Hell's Belles, Revised Edition
Prostitution, Vice, and Crime in Early Denver, With a Biography of Sam Howe, Frontier Lawman
University Press of Colorado
This updated and revised edition of Hell's Belles takes the reader on a soundly researched, well-documented, and amusing journey back to the early days of Denver. Clark Secrest details the evolution of Denver's prostitution, the gambling, the drug addicts, and the corrupt politicians and police who, palms outstretched, allowed it all to happen. Also included in Hell's Belles is a biography of one of Denver's original police officers, Sam Howe, upon whose crime studies the book is based.
The popular veneer of Denver's present-day Market Street - its fancy bars, posh restaurants, and Coors Field - is stripped away to reveal the street's former incarnation: a mecca of loose morals entrenched in prostitution, liquor, and money. Hell's Belles examines the neglected topics of vice and crime in Denver and utilizes a unique and invaluable historic source - the scrapbooks of Detective Sam Howe.
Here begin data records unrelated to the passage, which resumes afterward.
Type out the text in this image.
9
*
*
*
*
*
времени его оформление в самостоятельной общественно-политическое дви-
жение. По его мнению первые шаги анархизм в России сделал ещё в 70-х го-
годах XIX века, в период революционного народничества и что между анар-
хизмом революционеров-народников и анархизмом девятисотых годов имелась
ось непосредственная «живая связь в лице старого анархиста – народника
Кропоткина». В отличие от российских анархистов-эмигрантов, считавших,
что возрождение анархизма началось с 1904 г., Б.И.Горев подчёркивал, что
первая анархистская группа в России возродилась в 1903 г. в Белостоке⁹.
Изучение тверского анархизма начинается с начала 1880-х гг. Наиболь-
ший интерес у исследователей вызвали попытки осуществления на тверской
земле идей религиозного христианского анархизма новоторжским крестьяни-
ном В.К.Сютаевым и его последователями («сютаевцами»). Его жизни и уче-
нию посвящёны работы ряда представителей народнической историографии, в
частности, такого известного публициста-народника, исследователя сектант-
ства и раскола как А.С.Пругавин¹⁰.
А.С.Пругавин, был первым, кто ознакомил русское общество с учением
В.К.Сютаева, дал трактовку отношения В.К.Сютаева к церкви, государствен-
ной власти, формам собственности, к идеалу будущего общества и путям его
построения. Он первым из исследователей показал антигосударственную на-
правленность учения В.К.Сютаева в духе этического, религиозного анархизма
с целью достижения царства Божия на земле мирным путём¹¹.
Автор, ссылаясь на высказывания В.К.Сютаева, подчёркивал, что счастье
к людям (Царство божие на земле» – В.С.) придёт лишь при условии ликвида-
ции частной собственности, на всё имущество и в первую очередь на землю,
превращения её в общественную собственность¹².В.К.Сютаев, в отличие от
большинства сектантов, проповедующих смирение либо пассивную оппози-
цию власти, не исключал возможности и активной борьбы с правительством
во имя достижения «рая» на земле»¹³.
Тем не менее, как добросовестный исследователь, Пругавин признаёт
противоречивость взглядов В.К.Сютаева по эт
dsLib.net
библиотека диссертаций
...loaded with spicy information...engaging, lively and informative, highly professional but written for popular consumption.'
—Boulder Daily Camera
...the definitive work on prostitution in the West, not to mention one of the best-written, most enjoyable reads in Western history.'
— The Denver Post
Clark Secrest retired in 2001 as an editor with the Colorado Historical Society. There he researched and wrote numerous articles for the society's quarterly journal Colorado Heritage.